Live Modern. The slogan of L&M cigarettes in 1958. The enticement of American advertising throughout the twentieth century. When this episode of Dragnet aired for the first time in April 1958, the sponsors were Post cereals and L&M cigarettes. Cigarettes and breakfast cereal created American television. Sometimes we forget this truth. Watch this segment through to the end – to the moment when Jack Webb, the producer-director, emerges from behind the stoic mask of detective Joe Friday and invites the television viewer of 1958 to Live Modern by smoking L&M cigarettes. Human memory has never been sufficient to the task of recalling the flow of television from one moment to the next. The stream of program segments, commercials, and interstitial announcements turns out to be magnificently self-erasing. History offers small recompense. Time wears away all bonds that once linked particular programs with particular commercial contexts. Programs circulate through the twilight of cultural memory shorn of their original commercials. The commercials, after all, were designed to expire following the fleeting half-life of a marketing campaign and then to disappear without a trace from the historical record. Episodes in syndicated repeats acquire attachments to new commercial imperatives, which also are quickly forgotten. The DVD box set completes the effacement of history by displaying the television series as a found object from a distant age, more kitsch than classic, like a cookie jar in Andy Warhol’s attic. So take these six minutes from NBC’s program schedule during the evening of April 10, 1958 and marvel at the startling incongruities in the flow of the old, weird television. To live modern in the world of Dragnet is to live hard-boiled. Emotion is a weakness, hyperbole unthinkable. The language of Dragnet, its mode of address, could not be further removed from the idiom of advertising. A boy has died in a brutal gang fight. Friday’s voiceover reports the moment when he and his partner encountered the mother:
11:45 pm. We broke the news of her son’s death to Mrs. Barson as gently as we could. She immediately became hysterical and Frank called the family doctor, who prescribed the proper sedatives.

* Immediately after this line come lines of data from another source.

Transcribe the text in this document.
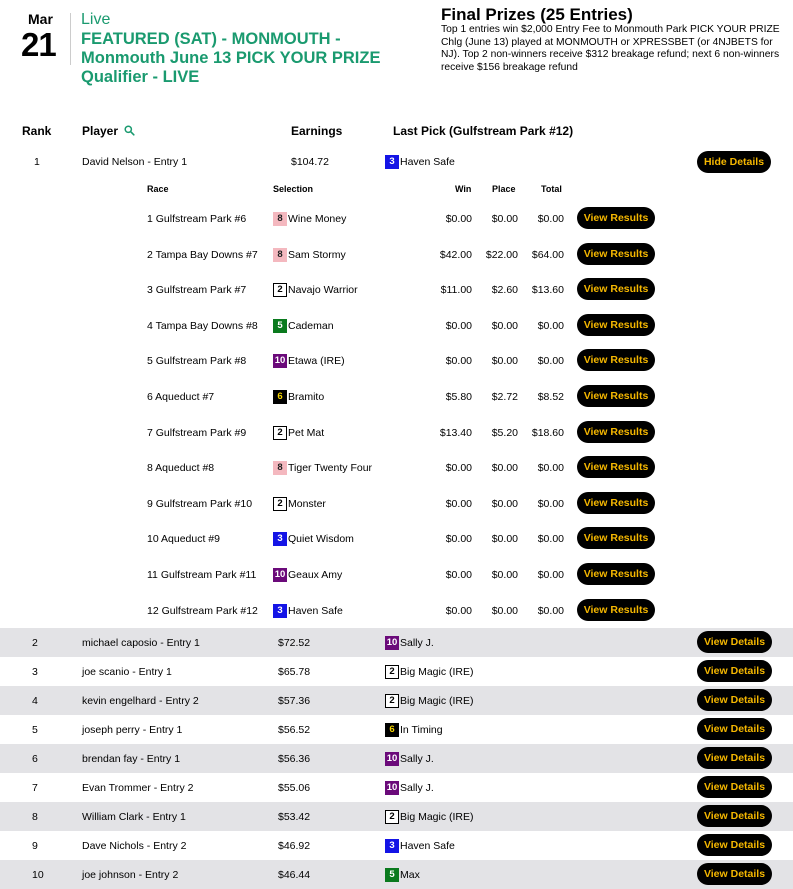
Mar
21
Live
FEATURED (SAT) - MONMOUTH - Monmouth June 13 PICK YOUR PRIZE Qualifier - LIVE
Final Prizes (25 Entries)
Top 1 entries win $2,000 Entry Fee to Monmouth Park PICK YOUR PRIZE Chlg (June 13) played at MONMOUTH or XPRESSBET (or 4NJBETS for NJ). Top 2 non-winners receive $312 breakage refund; next 6 non-winners receive $156 breakage refund
Rank	Player	Earnings	Last Pick (Gulfstream Park #12)
1	David Nelson - Entry 1	$104.72	3 Haven Safe	Hide Details
Race	Selection	Win Place	Total
1 Gulfstream Park #6	8 Wine Money	$0.00 $0.00 $0.00	View Results
2 Tampa Bay Downs #7	8 Sam Stormy	$42.00 $22.00 $64.00	View Results
3 Gulfstream Park #7	2 Navajo Warrior	$11.00 $2.60 $13.60	View Results
4 Tampa Bay Downs #8	5 Cademan	$0.00 $0.00 $0.00	View Results
5 Gulfstream Park #8	10 Etawa (IRE)	$0.00 $0.00 $0.00	View Results
6 Aqueduct #7	6 Bramito	$5.80 $2.72 $8.52	View Results
7 Gulfstream Park #9	2 Pet Mat	$13.40 $5.20 $18.60	View Results
8 Aqueduct #8	8 Tiger Twenty Four	$0.00 $0.00 $0.00	View Results
9 Gulfstream Park #10	2 Monster	$0.00 $0.00 $0.00	View Results
10 Aqueduct #9	3 Quiet Wisdom	$0.00 $0.00 $0.00	View Results
11 Gulfstream Park #11 10 Geaux Amy	$0.00 $0.00 $0.00	View Results
12 Gulfstream Park #12	3 Haven Safe	$0.00 $0.00 $0.00	View Results
2	michael caposio - Entry 1	$72.52	10 Sally J.	View Details
3	joe scanio - Entry 1	$65.78	2 Big Magic (IRE)	View Details
4	kevin engelhard - Entry 2	$57.36	2 Big Magic (IRE)	View Details
5	joseph perry - Entry 1	$56.52	6 In Timing	View Details
6	brendan fay - Entry 1	$56.36	10 Sally J.	View Details
7	Evan Trommer - Entry 2	$55.06	10 Sally J.	View Details
8	William Clark - Entry 1	$53.42	2 Big Magic (IRE)	View Details
9	Dave Nichols - Entry 2	$46.92	3 Haven Safe	View Details
10	joe johnson - Entry 2	$46.44	5 Max	View Details
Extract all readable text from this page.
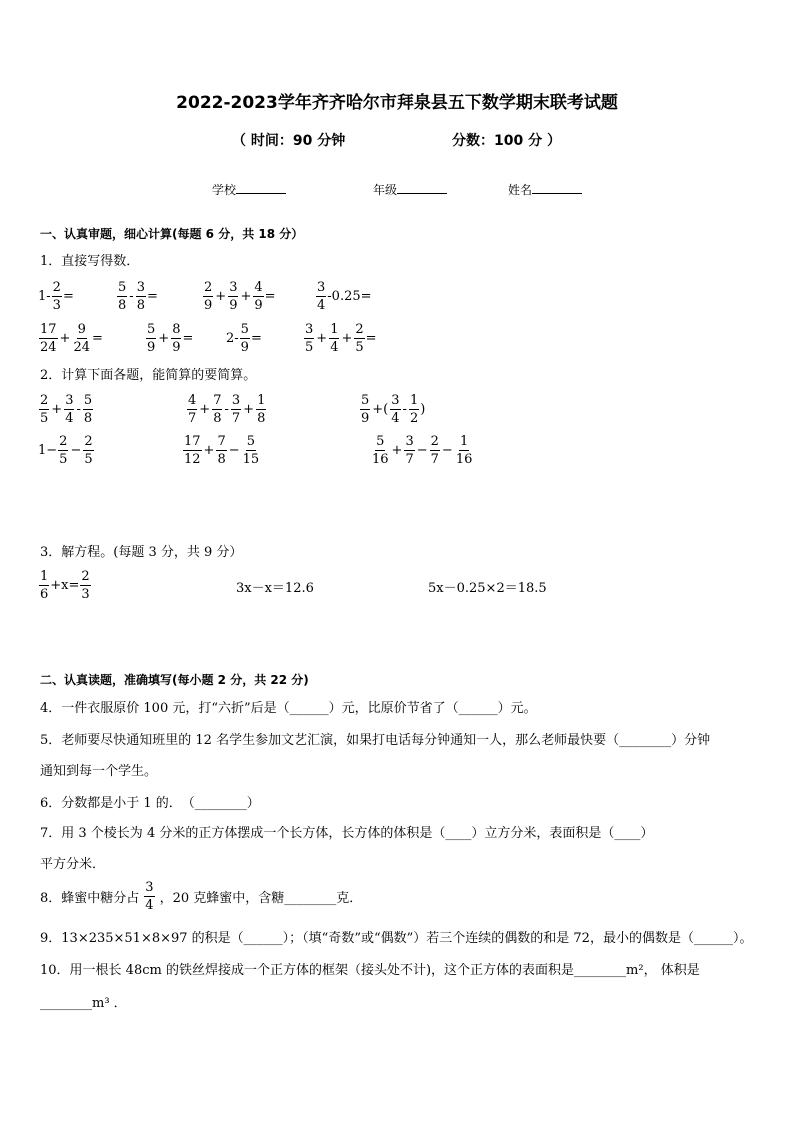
2022-2023学年齐齐哈尔市拜泉县五下数学期末联考试题
（ 时间：90 分钟	分数：100 分 ）
学校	年级	姓名
一、认真审题，细心计算(每题 6 分，共 18 分）
1．直接写得数．
$1- \frac{2}{3}$ =	$\frac{5}{8} - \frac{3}{8}$ =	$\frac{2}{9} + \frac{3}{9} + \frac{4}{9}$ =	$\frac{3}{4} -0.25=$
$\frac{17}{24} + \frac{9}{24}$ =	$\frac{5}{9} + \frac{8}{9}$ =	$2- \frac{5}{9}$ =	$\frac{3}{5} + \frac{1}{4} + \frac{2}{5}$ =
2．计算下面各题，能简算的要简算。
$\frac{2}{5} + \frac{3}{4} - \frac{5}{8}$	$\frac{4}{7} + \frac{7}{8} - \frac{3}{7} + \frac{1}{8}$	$\frac{5}{9}$ +( $\frac{3}{4} - \frac{1}{2}$ )
$1- \frac{2}{5} - \frac{2}{5}$	$\frac{17}{12} + \frac{7}{8} - \frac{5}{15}$	$\frac{5}{16} + \frac{3}{7} - \frac{2}{7} - \frac{1}{16}$
3．解方程。(每题 3 分，共 9 分）
$\frac{1}{6} +x= \frac{2}{3}$	3x－x＝12.6	5x－0.25×2＝18.5
二、认真读题，准确填写(每小题 2 分，共 22 分)
4．一件衣服原价 100 元，打“六折”后是（______）元，比原价节省了（______）元。
5．老师要尽快通知班里的 12 名学生参加文艺汇演，如果打电话每分钟通知一人，那么老师最快要（________）分钟
通知到每一个学生。
6．分数都是小于 1 的．　（________）
7．用 3 个棱长为 4 分米的正方体摆成一个长方体，长方体的体积是（____）立方分米，表面积是（____）
平方分米．
8．蜂蜜中糖分占 $\frac{3}{4}$ ，20 克蜂蜜中，含糖________克．
9．13×235×51×8×97 的积是（______）；（填“奇数”或“偶数”）若三个连续的偶数的和是 72，最小的偶数是（______）。
10．用一根长 48cm 的铁丝焊接成一个正方体的框架（接头处不计)，这个正方体的表面积是________m²， 体积是
________m³ ．
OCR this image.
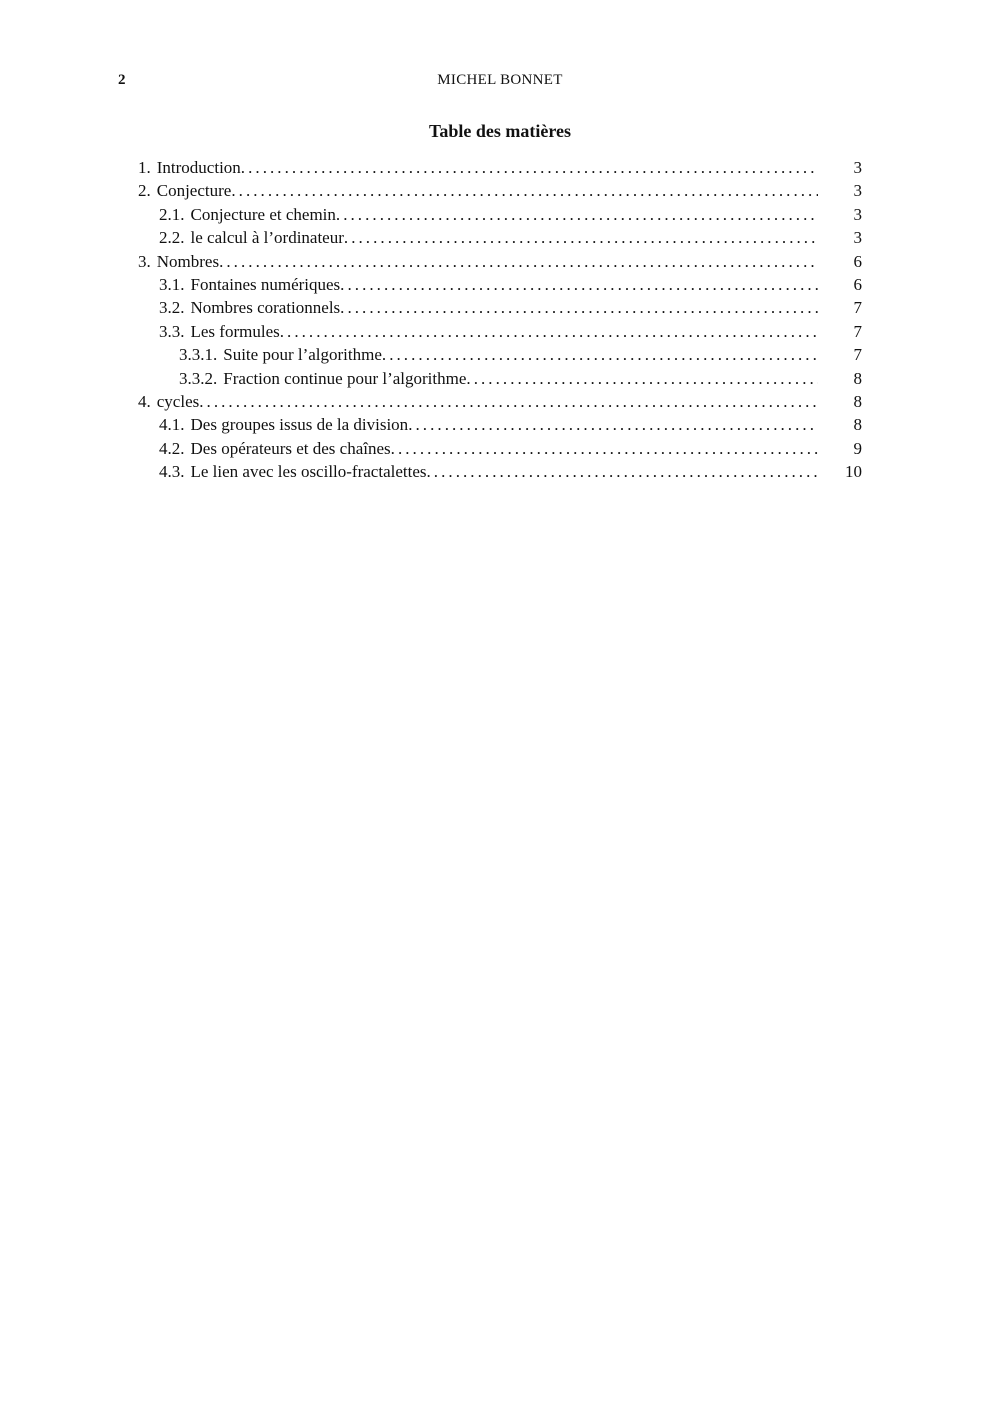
2	MICHEL BONNET
Table des matières
1. Introduction . . .	3
2. Conjecture . . .	3
2.1. Conjecture et chemin . . .	3
2.2. le calcul à l’ordinateur . . .	3
3. Nombres . . .	6
3.1. Fontaines numériques . . .	6
3.2. Nombres corationnels . . .	7
3.3. Les formules . . .	7
3.3.1. Suite pour l’algorithme . . .	7
3.3.2. Fraction continue pour l’algorithme . . .	8
4. cycles . . .	8
4.1. Des groupes issus de la division . . .	8
4.2. Des opérateurs et des chaînes . . .	9
4.3. Le lien avec les oscillo-fractalettes . . .	10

Three decades before Oprah, the detectives are dispassionate, duty-bound to chastise the mother for her permissive parenting, which they presume has contributed to her son’s delinquency and death. At the commercial break, they abandon her on the sofa – bereft and alone in her grief. Cue the commercial for Post Grape-Nuts. To live modern in a Post cereal commercial is to live in a family whose joy briefly touches on delirium as mom, dad, sister, and brother find themselves singing and dancing with full hearts at the supermarket. (And, in contrast with the absent father of the Dragnet story, this father symbolically births the son in the commercial’s odd opening. How does this possibly make sense?) To live modern in the world of commercial television is to live in service to advertising. Dragnet owed its entire existence to the patronage of Liggett & Myers and its Chesterfield brand cigarettes. It was Chesterfield that sponsored Dragnet in its original radio incarnation beginning in 1949 and Chesterfield’s substantial advertising budget that convinced NBC to add a television version of Dragnet beginning in January 1952. In 1950 the Journal of the American Medical Association published the first major study definitively linking smoking to lung cancer. Tobacco companies responded to mounting public health concerns by introducing new brands with filter tips. Marketing implied the health benefits of filter tips over traditional cigarettes. Television in its first decade benefited from the financial windfall of these marketing campaigns for new cigarette brands. Liggett & Myers introduced L&M as its filter-tip brand and launched the brand by introducing it on Dragnet, a top-five program with a weekly audience of more than 30 million viewers. “Just what the doctor ordered,” L&M announced with its 1953 slogan. For a short time, the company turned to the tepid “Light and Mild.” The answer, at least for a moment in the flow of television in 1958, was to Live Modern with Jack Webb.